Does the Azure SLA always apply?
Microsoft Azure has a financially backed Service Level Agreement (SLA) where they return some of the monthly spend if they do not meet what they promises (for example a certain uptime percentage).
This is good, but there are certain circumstances when the SLA does not apply.
This blog post will explore when the SLA does not apply and then offer up a simplified version of the exclusions.
According to Microsoft’s documentation; SLA and any applicable Service Levels do not apply to any performance or availability issues under the following circumstances:
- Due to factors outside our reasonable control (for example, natural disaster, war, acts of terrorism, riots, government action, or a network or device failure external to our data centers, including at your site or between your site and our data center).
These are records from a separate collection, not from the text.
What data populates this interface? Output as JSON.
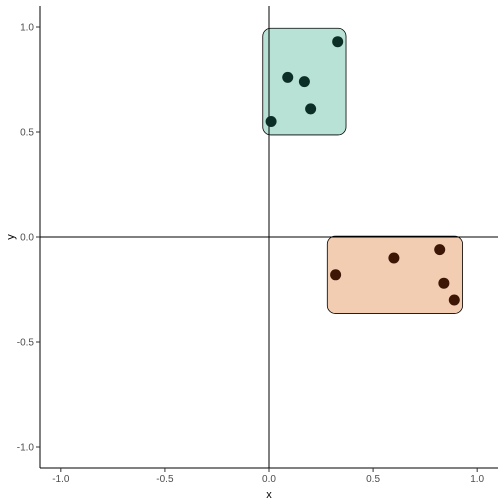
{
  "chart_data": {
    "type": "scatter",
    "title": "",
    "xlabel": "x",
    "ylabel": "y",
    "xlim": [
      -1.1,
      1.1
    ],
    "ylim": [
      -1.1,
      1.1
    ],
    "x_ticks": [
      -1.0,
      -0.5,
      0.0,
      0.5,
      1.0
    ],
    "x_tick_labels": [
      "-1.0",
      "-0.5",
      "0.0",
      "0.5",
      "1.0"
    ],
    "y_ticks": [
      -1.0,
      -0.5,
      0.0,
      0.5,
      1.0
    ],
    "y_tick_labels": [
      "-1.0",
      "-0.5",
      "0.0",
      "0.5",
      "1.0"
    ],
    "grid": false,
    "reference_lines": {
      "x": 0,
      "y": 0
    },
    "series": [
      {
        "color": "#0b2e26",
        "fill": "#b9e2d6",
        "points": [
          {
            "x": 0.33,
            "y": 0.93
          },
          {
            "x": 0.09,
            "y": 0.76
          },
          {
            "x": 0.17,
            "y": 0.74
          },
          {
            "x": 0.2,
            "y": 0.61
          },
          {
            "x": 0.01,
            "y": 0.55
          }
        ]
      },
      {
        "color": "#3d1606",
        "fill": "#f3cdb1",
        "points": [
          {
            "x": 0.82,
            "y": -0.06
          },
          {
            "x": 0.6,
            "y": -0.1
          },
          {
            "x": 0.32,
            "y": -0.18
          },
          {
            "x": 0.84,
            "y": -0.22
          },
          {
            "x": 0.89,
            "y": -0.3
          }
        ]
      }
    ]
  }
}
- That result from the use of services, hardware, or software not provided by us, including, but not limited to, issues resulting from inadequate bandwidth or related to third-party software or services.
- That results from failures in a single Microsoft Datacenter location, when your network connectivity is explicitly dependent on that location in a non-geo-resilient manner.
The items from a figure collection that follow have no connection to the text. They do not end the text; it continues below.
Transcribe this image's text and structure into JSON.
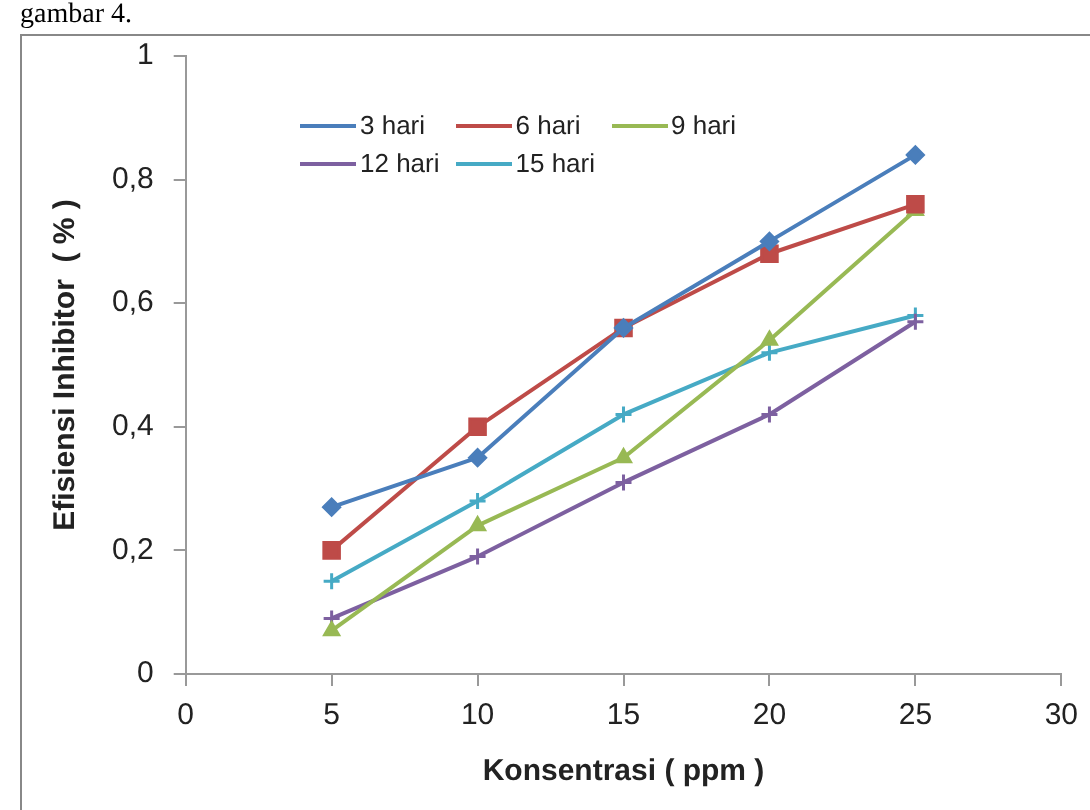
{
  "chart_data": {
    "type": "line",
    "annotations": [
      "gambar 4."
    ],
    "xlabel": "Konsentrasi ( ppm )",
    "ylabel": "Efisiensi Inhibitor  ( % )",
    "x": [
      5,
      10,
      15,
      20,
      25
    ],
    "xlim": [
      0,
      30
    ],
    "xticks": [
      0,
      5,
      10,
      15,
      20,
      25,
      30
    ],
    "ylim": [
      0,
      1
    ],
    "yticks": [
      0,
      {
        "value": 0.2,
        "label": "0,2"
      },
      {
        "value": 0.4,
        "label": "0,4"
      },
      {
        "value": 0.6,
        "label": "0,6"
      },
      {
        "value": 0.8,
        "label": "0,8"
      },
      1
    ],
    "grid": false,
    "legend": "top left",
    "line_style": "solid",
    "series": [
      {
        "name": "3 hari",
        "color": "#4a7ebb",
        "marker": "diamond",
        "values": [
          0.27,
          0.35,
          0.56,
          0.7,
          0.84
        ]
      },
      {
        "name": "6 hari",
        "color": "#be4b48",
        "marker": "square",
        "values": [
          0.2,
          0.4,
          0.56,
          0.68,
          0.76
        ]
      },
      {
        "name": "9 hari",
        "color": "#98b954",
        "marker": "triangle",
        "values": [
          0.07,
          0.24,
          0.35,
          0.54,
          0.75
        ]
      },
      {
        "name": "12 hari",
        "color": "#7d60a0",
        "marker": "cross",
        "values": [
          0.09,
          0.19,
          0.31,
          0.42,
          0.57
        ]
      },
      {
        "name": "15 hari",
        "color": "#46aac5",
        "marker": "cross",
        "values": [
          0.15,
          0.28,
          0.42,
          0.52,
          0.58
        ]
      }
    ]
  }
}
- Caused by your use of a Service after we advised you to modify your use of the Service, if you did not modify your use as advised.
- During or with respect to preview, pre-release, beta or trial versions of a Service, feature or software (as determined by us) or to purchases made using Microsoft subscription credits.
- That result from your unauthorized action or lack of action when required, or from your employees, agents, contractors, or vendors, or anyone gaining access to our network by means of your passwords or equipment, or otherwise resulting from your failure to follow appropriate security practices.
- That result from your failure to adhere to any required configurations, use supported platforms, follow any policies for acceptable use, or your use of the Service in a manner inconsistent with the features and functionality of the Service (for example, attempts to perform operations that are not supported) or inconsistent with our published guidance.
- That result from faulty input, instructions, or arguments (for example, requests to access files that do not exist).
- That result from your attempts to perform operations that exceed prescribed quotas or that resulted from our throttling of suspected abusive behavior.
- Due to your use of Service features that are outside of associated Support Windows.
- For licenses reserved, but not paid for, at the time of the Incident.
- Your initiated operations such as restart, stop, start, failover, scale compute, and scale storage that incur downtime are excluded from the uptime calculation.
- Monthly maintenance window that incurs a downtime to patch your server and infrastructure is excluded from the uptime calculation.
To simplify, the SLA does not cover:
- Problems caused by natural disasters, war, terrorism, riots, government action.
- Problems with hardware or software not provided by Azure.
- Problems when all your network traffic is routed through a single Microsoft datacenter.
- Problems where you are running a configuration that is not recommended (for example an old version of .NET, use of discontinued service, etc.).
- Problems with preview services (meaning, services that are not GA or Generally Available).
- Problems caused by someone from your organization or someone that is connected to your organization (…shooting yourself in the foot; making a mistake). This also includes problems that are connected to poor security practices (for example, disabling MFA and giving everyone “Password123” as their password).
- Problems caused by using a service in a way it was not designed to be used and inconsistent with published guidance.
- Problems caused by user error.
- Problems caused by hitting quotas/thresholds. For example if you have a P10 Premium SSD (supports 100 MB/sec throughput) and are constantly running it at 100 MB/sec; you will likely experience problems as you are pushing the service to the limit.
- Problems associated with use of unsupported services. This could for example be if you are running a custom/unsupported operating system.
- Problems associated with services that you have not paid for (if you don’t pay, you can’t get anything back!).
- Problems where the customer caused the downtime, through operations such as stop, start, resize, etc.
- Problems that occur when Azure needs to patch. You could experience downtime when your services are getting patched and Microsoft is not going to compensate you for that downtime. If this potential downtime is concerning, you can architect the solution in such a way that the application does not get impacted by patching.